The CFPB has posted a Bureau Blog article, "Protecting borrowers' control over their money," to announce that the Bureau has filed an amicus (friend-of-the-court) brief in the U.S. Court of Appeals for the Fourth Circuit to defend the Truth in Lending Act consumer protection against the use of "setoff" of a consumer's deposit accounts against the consumer's credit card debt.

In the case before the court (Lyons v. PNC Bank, N.A., No. 22-1943), the borrower held a PNC Bank credit card that could access a home-equity line of credit (HELOC). When the consumer fell behind on his HELOC payments, PNC withdrew several thousand dollars from his PNC deposit accounts to cover that debt. The bank apparently did so without any warning—even though the consumer says he hadn’t authorized the withdrawals, and even though TILA and its longstanding regulations make that practice illegal.

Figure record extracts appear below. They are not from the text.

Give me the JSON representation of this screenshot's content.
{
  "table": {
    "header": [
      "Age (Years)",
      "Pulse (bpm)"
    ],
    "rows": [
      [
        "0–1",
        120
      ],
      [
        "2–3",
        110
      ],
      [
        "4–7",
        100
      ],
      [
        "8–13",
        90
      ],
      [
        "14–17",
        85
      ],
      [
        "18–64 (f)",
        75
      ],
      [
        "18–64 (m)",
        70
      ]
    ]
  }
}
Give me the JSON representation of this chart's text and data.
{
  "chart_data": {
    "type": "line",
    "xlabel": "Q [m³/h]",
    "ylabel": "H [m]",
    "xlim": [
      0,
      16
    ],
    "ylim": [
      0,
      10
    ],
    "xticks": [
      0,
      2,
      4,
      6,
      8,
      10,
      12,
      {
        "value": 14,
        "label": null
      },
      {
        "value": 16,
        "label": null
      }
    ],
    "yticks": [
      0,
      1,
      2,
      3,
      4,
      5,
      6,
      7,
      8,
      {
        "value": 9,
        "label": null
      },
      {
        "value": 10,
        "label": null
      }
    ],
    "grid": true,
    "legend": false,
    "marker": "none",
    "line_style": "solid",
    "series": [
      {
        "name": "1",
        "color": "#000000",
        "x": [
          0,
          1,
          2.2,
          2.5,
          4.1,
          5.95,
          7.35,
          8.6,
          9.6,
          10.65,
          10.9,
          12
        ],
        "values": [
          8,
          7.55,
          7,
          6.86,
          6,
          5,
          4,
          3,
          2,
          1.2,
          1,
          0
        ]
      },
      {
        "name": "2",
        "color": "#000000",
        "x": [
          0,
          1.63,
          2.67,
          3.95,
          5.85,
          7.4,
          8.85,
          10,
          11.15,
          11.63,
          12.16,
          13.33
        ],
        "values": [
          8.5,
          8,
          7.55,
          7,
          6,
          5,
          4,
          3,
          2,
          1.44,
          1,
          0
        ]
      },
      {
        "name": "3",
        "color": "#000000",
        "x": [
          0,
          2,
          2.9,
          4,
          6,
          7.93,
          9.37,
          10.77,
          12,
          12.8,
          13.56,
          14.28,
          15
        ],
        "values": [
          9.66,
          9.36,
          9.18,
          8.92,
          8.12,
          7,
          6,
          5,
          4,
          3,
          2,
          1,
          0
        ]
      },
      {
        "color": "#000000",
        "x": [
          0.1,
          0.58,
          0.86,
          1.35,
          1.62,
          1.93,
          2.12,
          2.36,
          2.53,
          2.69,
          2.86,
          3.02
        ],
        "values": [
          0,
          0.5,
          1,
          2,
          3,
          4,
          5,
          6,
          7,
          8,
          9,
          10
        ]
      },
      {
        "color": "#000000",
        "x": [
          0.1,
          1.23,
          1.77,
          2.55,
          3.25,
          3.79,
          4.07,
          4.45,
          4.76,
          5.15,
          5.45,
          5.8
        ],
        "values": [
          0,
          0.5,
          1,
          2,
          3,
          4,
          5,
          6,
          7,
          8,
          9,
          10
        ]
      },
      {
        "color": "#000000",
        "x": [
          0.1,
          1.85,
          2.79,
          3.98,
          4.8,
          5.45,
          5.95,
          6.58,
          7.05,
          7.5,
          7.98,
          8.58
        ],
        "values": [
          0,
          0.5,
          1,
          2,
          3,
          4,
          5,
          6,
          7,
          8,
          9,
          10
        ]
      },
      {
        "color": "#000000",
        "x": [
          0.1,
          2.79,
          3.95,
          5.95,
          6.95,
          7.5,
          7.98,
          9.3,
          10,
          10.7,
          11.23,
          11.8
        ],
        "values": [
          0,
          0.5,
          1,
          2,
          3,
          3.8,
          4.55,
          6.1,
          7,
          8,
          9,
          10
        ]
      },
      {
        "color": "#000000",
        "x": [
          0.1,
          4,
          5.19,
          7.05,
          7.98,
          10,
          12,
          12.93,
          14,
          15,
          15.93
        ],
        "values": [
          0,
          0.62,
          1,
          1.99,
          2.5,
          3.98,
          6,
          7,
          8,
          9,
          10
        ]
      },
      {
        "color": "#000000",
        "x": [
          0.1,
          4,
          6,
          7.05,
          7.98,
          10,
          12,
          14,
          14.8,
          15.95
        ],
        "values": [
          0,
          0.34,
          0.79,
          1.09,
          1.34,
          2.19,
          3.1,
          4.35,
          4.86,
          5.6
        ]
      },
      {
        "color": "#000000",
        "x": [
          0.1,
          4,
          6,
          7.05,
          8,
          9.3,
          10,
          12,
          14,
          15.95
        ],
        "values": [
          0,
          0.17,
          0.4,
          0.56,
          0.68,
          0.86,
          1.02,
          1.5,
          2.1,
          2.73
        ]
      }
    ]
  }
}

When the consumer sued PNC for violating TILA, the bank incorrectly claimed that it qualified for an exception to the statute. PNC argued that, because the credit card here was tied to a home-equity line of credit, it did not count as a “credit card account” under TILA or the relevant regulations. The CFPB’s amicus brief explains that this misreads TILA and the nearly 50-year history of the relevant regulations. The result would be an exception that Congress didn’t want and that the regulations don’t provide.